Austin Park Village will include more than 100 condominiums, an outdoor pool, courtyards and 9,000 square feet of street-level retail on a stretch of Lamar now lined mostly with fast-food restaurants.
The Paggi House restaurant, housed in a 160-year-old building, will be incorporated into the project. But a Wendy's and a small office building will be torn down.
Picture of Paggi House by Andrew Price/ Austin American Statesman
The project will be the first major urban residential development on the south side of the river, said Bobby Nail, Austin partner for the developer, Dallas-based CLB Partners LLC.
His company plans to start construction early next year on the project. The first residents could move in in mid-2007.
A six-story condominium building will occupy much of the 2.5-acre site currently owned by the Powell family estate.
A second phase, with more condos and shops, could begin in several years on land now home to Taco Cabana at the southeast corner of Riverside Drive and South Lamar.
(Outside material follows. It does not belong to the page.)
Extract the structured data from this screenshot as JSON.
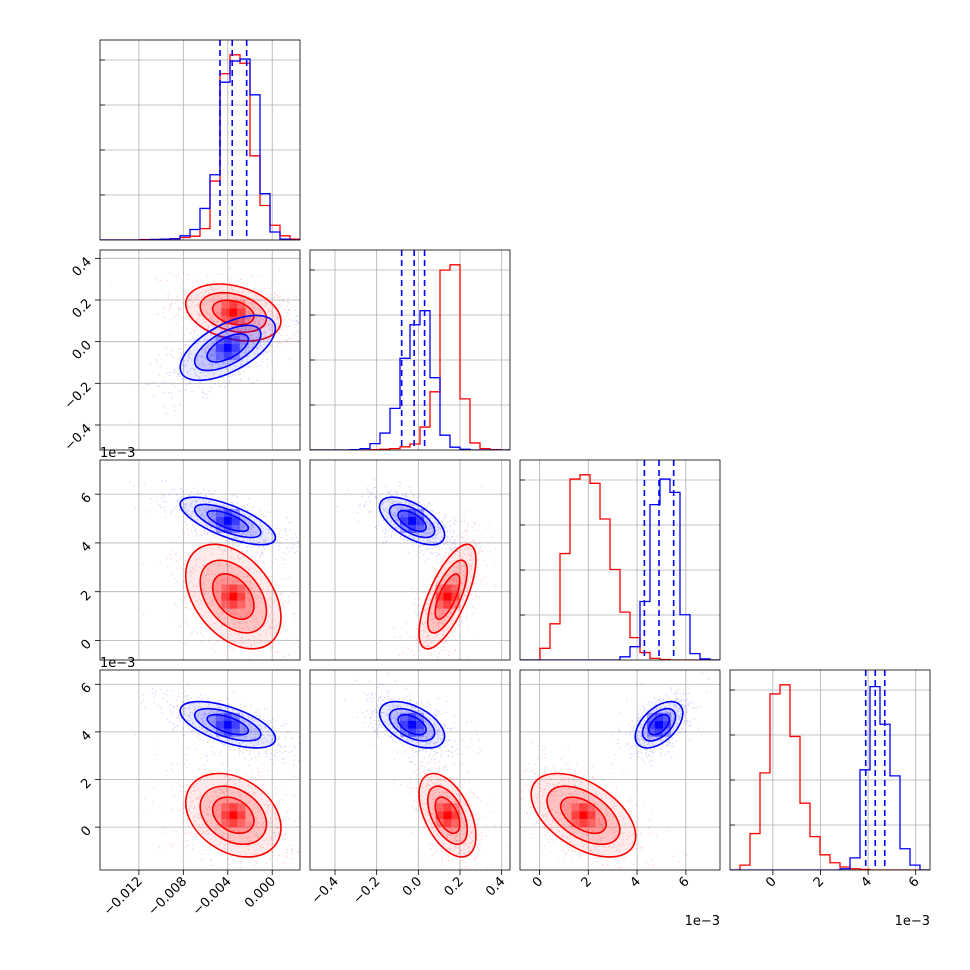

Taco Cabana has a lease through 2012, Nail said.
He said no zoning changes are required for the project.
The city's Historic Landmark Commission already has given its approval to raze the office building, which sits in a city-designated historic zone surrounding the Paggi House.
The office building was built by the late Jim Pfluger, the architect for whom the nearby Pfluger pedestrian bridge was named, and Pfluger's son, Brad, continues to use it as his office.
The Pflugers were instrumental in restoring the Paggi House in the 1970s.
Nail said the Paggi House and its history are "a huge part of this project."
The small house was built in the 1840s, and later served as an inn. Michael Paggi bought it in 1884. The Pflugers were instrumental in restoring the house in the 1970s. It's been a restaurant since 1980.
Nail said the Austin Park Village site is an ideal location, surrounded by the Town Lake hike-and-bike trail to the north and a city-owned nine-hole golf course to the east.
Austin Park Village will be among more than a dozen new downtown or near-downtown projects in the pipeline. Like many of those projects, condos at Austin Park Village will be at the high-cost end, from the upper $200,000s for an 850-square-foot unit to about $550,000 for 1,650 square feet.
CLB is the developer of the Austin City Lofts, the upscale condominium project on West Fifth Street. The 82 units, priced from the upper $200,000s to $1.5 million, were all sold within 18 months after it opened in April 2004. CLB also is developing five major mixed-use projects with more than 400 residential units in and around downtown San Diego.